Interstate 95 in Connecticut

Interstate 95 or I-95 in Connecticut runs around 111 miles from the state line of New York to the Rhode Island border. The highway is one of the most dangerous places for truck driving because of the weather condition in the area. Heavy rains during springtime, occasional high winds during summer, and winter storms are potential factors that result in a high risk of trailers and truck wrecks. The majority of the accidents were recorded along the 8-mile stretch in Norwalk, Connecticut. Traffic congestions and undisciplined driving also cause a major number of accidents on I-95.

U.S. Highway 2 in Montana

According to the University of Minnesota, U.S. Highway 2 (US-2) in Montana has the highest traffic death rate compared to the rest of the highway. Winter weather conditions make it particularly dangerous. This 760-mile stretch of US-2 — from the Washington state line to just east of Bainville — is prone to high winds, blizzards, and black ice. It runs through extremely rural areas that are far apart from each other. The emergency response time of ambulances averages 80 minutes. Because of the limited population, there is not much traffic and so people tend to drive fast.

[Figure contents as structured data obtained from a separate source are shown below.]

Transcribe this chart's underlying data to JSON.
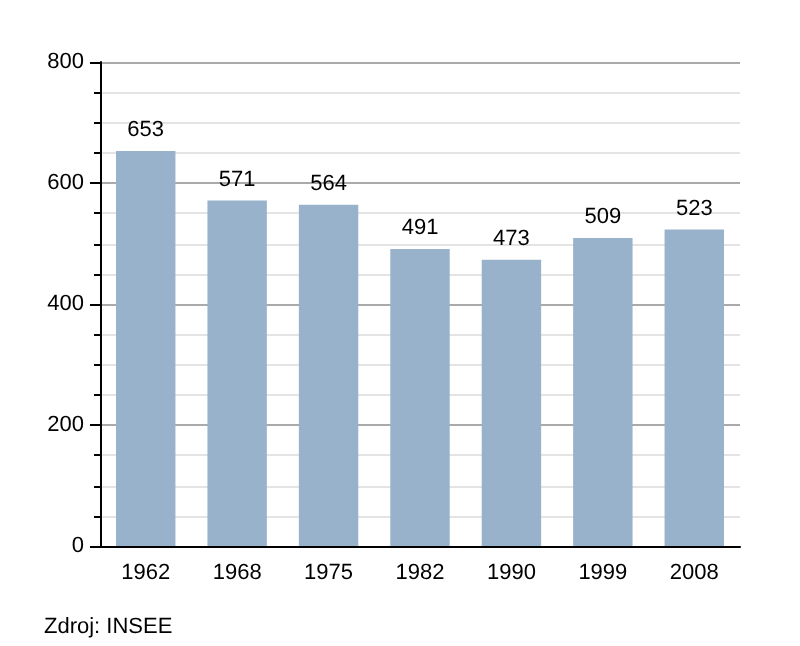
{
  "chart_data": {
    "type": "bar",
    "categories": [
      "1962",
      "1968",
      "1975",
      "1982",
      "1990",
      "1999",
      "2008"
    ],
    "values": [
      653,
      571,
      564,
      491,
      473,
      509,
      523
    ],
    "color": "#98b2cc",
    "ylim": [
      0,
      800
    ],
    "yticks": [
      0,
      200,
      400,
      600,
      800
    ],
    "grid": true,
    "data_labels": true,
    "annotations": [
      "Zdroj: INSEE"
    ]
  }
}
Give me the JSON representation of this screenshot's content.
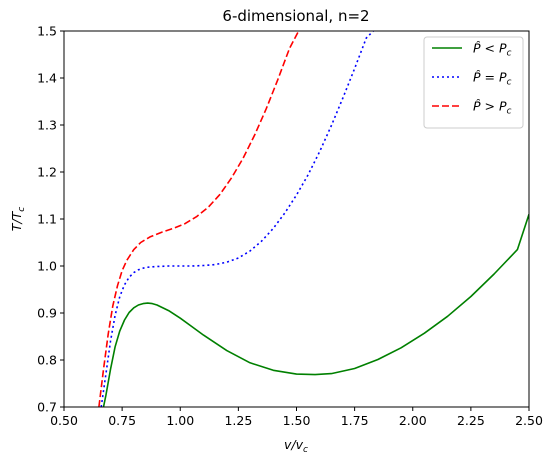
{
  "chart_data": {
    "type": "line",
    "title": "6-dimensional, n=2",
    "xlabel": "v/v",
    "xlabel_sub": "c",
    "ylabel": "T/T",
    "ylabel_sub": "c",
    "xlim": [
      0.5,
      2.5
    ],
    "ylim": [
      0.7,
      1.5
    ],
    "x_ticks": [
      "0.50",
      "0.75",
      "1.00",
      "1.25",
      "1.50",
      "1.75",
      "2.00",
      "2.25",
      "2.50"
    ],
    "x_tick_values": [
      0.5,
      0.75,
      1.0,
      1.25,
      1.5,
      1.75,
      2.0,
      2.25,
      2.5
    ],
    "y_ticks": [
      "0.7",
      "0.8",
      "0.9",
      "1.0",
      "1.1",
      "1.2",
      "1.3",
      "1.4",
      "1.5"
    ],
    "y_tick_values": [
      0.7,
      0.8,
      0.9,
      1.0,
      1.1,
      1.2,
      1.3,
      1.4,
      1.5
    ],
    "grid": false,
    "legend_position": "top-right",
    "series": [
      {
        "name": "P̂ < P",
        "name_sub": "c",
        "color": "#008000",
        "style": "solid",
        "x": [
          0.67,
          0.68,
          0.7,
          0.72,
          0.74,
          0.76,
          0.78,
          0.8,
          0.82,
          0.84,
          0.86,
          0.88,
          0.9,
          0.95,
          1.0,
          1.05,
          1.1,
          1.2,
          1.3,
          1.4,
          1.5,
          1.58,
          1.65,
          1.75,
          1.85,
          1.95,
          2.05,
          2.15,
          2.25,
          2.35,
          2.45,
          2.5
        ],
        "y": [
          0.7,
          0.725,
          0.78,
          0.828,
          0.862,
          0.885,
          0.901,
          0.911,
          0.917,
          0.92,
          0.921,
          0.92,
          0.917,
          0.905,
          0.889,
          0.871,
          0.853,
          0.82,
          0.794,
          0.778,
          0.77,
          0.769,
          0.771,
          0.782,
          0.801,
          0.826,
          0.857,
          0.893,
          0.935,
          0.983,
          1.035,
          1.11
        ]
      },
      {
        "name": "P̂ = P",
        "name_sub": "c",
        "color": "#0000ff",
        "style": "dotted",
        "x": [
          0.66,
          0.68,
          0.7,
          0.72,
          0.74,
          0.76,
          0.78,
          0.8,
          0.82,
          0.85,
          0.9,
          0.95,
          1.0,
          1.05,
          1.1,
          1.15,
          1.2,
          1.25,
          1.3,
          1.35,
          1.4,
          1.45,
          1.5,
          1.55,
          1.6,
          1.65,
          1.7,
          1.75,
          1.8,
          1.85
        ],
        "y": [
          0.7,
          0.77,
          0.84,
          0.895,
          0.935,
          0.96,
          0.976,
          0.986,
          0.992,
          0.997,
          0.999,
          1.0,
          1.0,
          1.0,
          1.001,
          1.003,
          1.008,
          1.017,
          1.032,
          1.053,
          1.08,
          1.113,
          1.151,
          1.194,
          1.244,
          1.299,
          1.358,
          1.42,
          1.485,
          1.51
        ]
      },
      {
        "name": "P̂ > P",
        "name_sub": "c",
        "color": "#ff0000",
        "style": "dashed",
        "x": [
          0.65,
          0.67,
          0.69,
          0.71,
          0.73,
          0.75,
          0.77,
          0.8,
          0.83,
          0.87,
          0.92,
          0.97,
          1.02,
          1.07,
          1.12,
          1.17,
          1.22,
          1.27,
          1.32,
          1.37,
          1.42,
          1.47,
          1.52
        ],
        "y": [
          0.7,
          0.78,
          0.855,
          0.915,
          0.958,
          0.99,
          1.012,
          1.035,
          1.05,
          1.062,
          1.072,
          1.08,
          1.09,
          1.105,
          1.125,
          1.152,
          1.187,
          1.229,
          1.279,
          1.335,
          1.397,
          1.463,
          1.51
        ]
      }
    ]
  }
}
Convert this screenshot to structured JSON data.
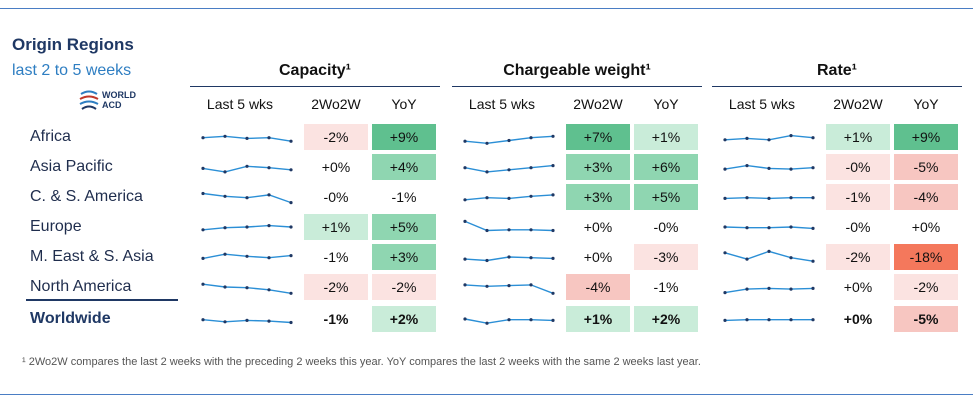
{
  "header": {
    "title": "Origin Regions",
    "subtitle": "last 2 to 5 weeks",
    "logo_text": "WORLD ACD"
  },
  "column_labels": {
    "spark": "Last 5 wks",
    "two_wo_two": "2Wo2W",
    "yoy": "YoY"
  },
  "groups": [
    {
      "title": "Capacity¹"
    },
    {
      "title": "Chargeable weight¹"
    },
    {
      "title": "Rate¹"
    }
  ],
  "rows": [
    "Africa",
    "Asia Pacific",
    "C. & S. America",
    "Europe",
    "M. East & S. Asia",
    "North America",
    "Worldwide"
  ],
  "colors": {
    "positive_strong": "#5fc08f",
    "positive_mid": "#8fd6b1",
    "positive_light": "#c9ecd9",
    "negative_light": "#fbe3e1",
    "negative_mid": "#f7c6c1",
    "negative_strong": "#f4785c",
    "neutral": "#ffffff",
    "sparkline": "#2b8fd6"
  },
  "chart_data": {
    "type": "table",
    "title": "Origin Regions",
    "columns": [
      "Capacity 2Wo2W",
      "Capacity YoY",
      "Chargeable weight 2Wo2W",
      "Chargeable weight YoY",
      "Rate 2Wo2W",
      "Rate YoY"
    ],
    "cells": [
      [
        "-2%",
        "+9%",
        "+7%",
        "+1%",
        "+1%",
        "+9%"
      ],
      [
        "+0%",
        "+4%",
        "+3%",
        "+6%",
        "-0%",
        "-5%"
      ],
      [
        "-0%",
        "-1%",
        "+3%",
        "+5%",
        "-1%",
        "-4%"
      ],
      [
        "+1%",
        "+5%",
        "+0%",
        "-0%",
        "-0%",
        "+0%"
      ],
      [
        "-1%",
        "+3%",
        "+0%",
        "-3%",
        "-2%",
        "-18%"
      ],
      [
        "-2%",
        "-2%",
        "-4%",
        "-1%",
        "+0%",
        "-2%"
      ],
      [
        "-1%",
        "+2%",
        "+1%",
        "+2%",
        "+0%",
        "-5%"
      ]
    ],
    "sparklines": {
      "capacity": [
        [
          0.55,
          0.45,
          0.6,
          0.55,
          0.8
        ],
        [
          0.6,
          0.85,
          0.45,
          0.55,
          0.7
        ],
        [
          0.25,
          0.45,
          0.55,
          0.35,
          0.9
        ],
        [
          0.7,
          0.55,
          0.5,
          0.4,
          0.5
        ],
        [
          0.6,
          0.3,
          0.45,
          0.55,
          0.4
        ],
        [
          0.3,
          0.5,
          0.55,
          0.7,
          0.95
        ],
        [
          0.55,
          0.7,
          0.6,
          0.65,
          0.75
        ]
      ],
      "chargeable_weight": [
        [
          0.8,
          0.95,
          0.75,
          0.55,
          0.45
        ],
        [
          0.55,
          0.85,
          0.7,
          0.55,
          0.4
        ],
        [
          0.7,
          0.55,
          0.6,
          0.45,
          0.35
        ],
        [
          0.1,
          0.75,
          0.7,
          0.7,
          0.75
        ],
        [
          0.65,
          0.75,
          0.5,
          0.55,
          0.6
        ],
        [
          0.35,
          0.45,
          0.4,
          0.35,
          0.95
        ],
        [
          0.5,
          0.8,
          0.55,
          0.55,
          0.6
        ]
      ],
      "rate": [
        [
          0.7,
          0.6,
          0.7,
          0.4,
          0.55
        ],
        [
          0.65,
          0.4,
          0.6,
          0.65,
          0.55
        ],
        [
          0.6,
          0.55,
          0.6,
          0.55,
          0.55
        ],
        [
          0.5,
          0.55,
          0.55,
          0.5,
          0.6
        ],
        [
          0.2,
          0.65,
          0.1,
          0.55,
          0.8
        ],
        [
          0.9,
          0.65,
          0.6,
          0.65,
          0.6
        ],
        [
          0.6,
          0.55,
          0.55,
          0.55,
          0.55
        ]
      ]
    },
    "cell_shades": [
      [
        "negative_light",
        "positive_strong",
        "positive_strong",
        "positive_light",
        "positive_light",
        "positive_strong"
      ],
      [
        "neutral",
        "positive_mid",
        "positive_mid",
        "positive_mid",
        "negative_light",
        "negative_mid"
      ],
      [
        "neutral",
        "neutral",
        "positive_mid",
        "positive_mid",
        "negative_light",
        "negative_mid"
      ],
      [
        "positive_light",
        "positive_mid",
        "neutral",
        "neutral",
        "neutral",
        "neutral"
      ],
      [
        "neutral",
        "positive_mid",
        "neutral",
        "negative_light",
        "negative_light",
        "negative_strong"
      ],
      [
        "negative_light",
        "negative_light",
        "negative_mid",
        "neutral",
        "neutral",
        "negative_light"
      ],
      [
        "neutral",
        "positive_light",
        "positive_light",
        "positive_light",
        "neutral",
        "negative_mid"
      ]
    ]
  },
  "footnote": "¹ 2Wo2W compares the last 2 weeks with the preceding 2 weeks this year. YoY compares the last 2 weeks with the same 2 weeks last year."
}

U.S. Highway 24: Toledo to Fort Wayne

U.S. Highway 24 or Route 24 was built in 1926. It’s around 666 miles from Toledo, Ohio to Fort Wayne, Indiana. It was nicknamed, “The Killway” because of an overwhelming number of major accidents that happen in the area. Most of the accidents reported are gruesome head-on collisions resulting in fatalities. What makes U.S. Highway 24 one of the most dangerous places for truck driving are its blind curves, dangerous turns, and narrow road hazards. Even though the roads were widened in 2012, the high-volume of traffic still makes the highway dangerous.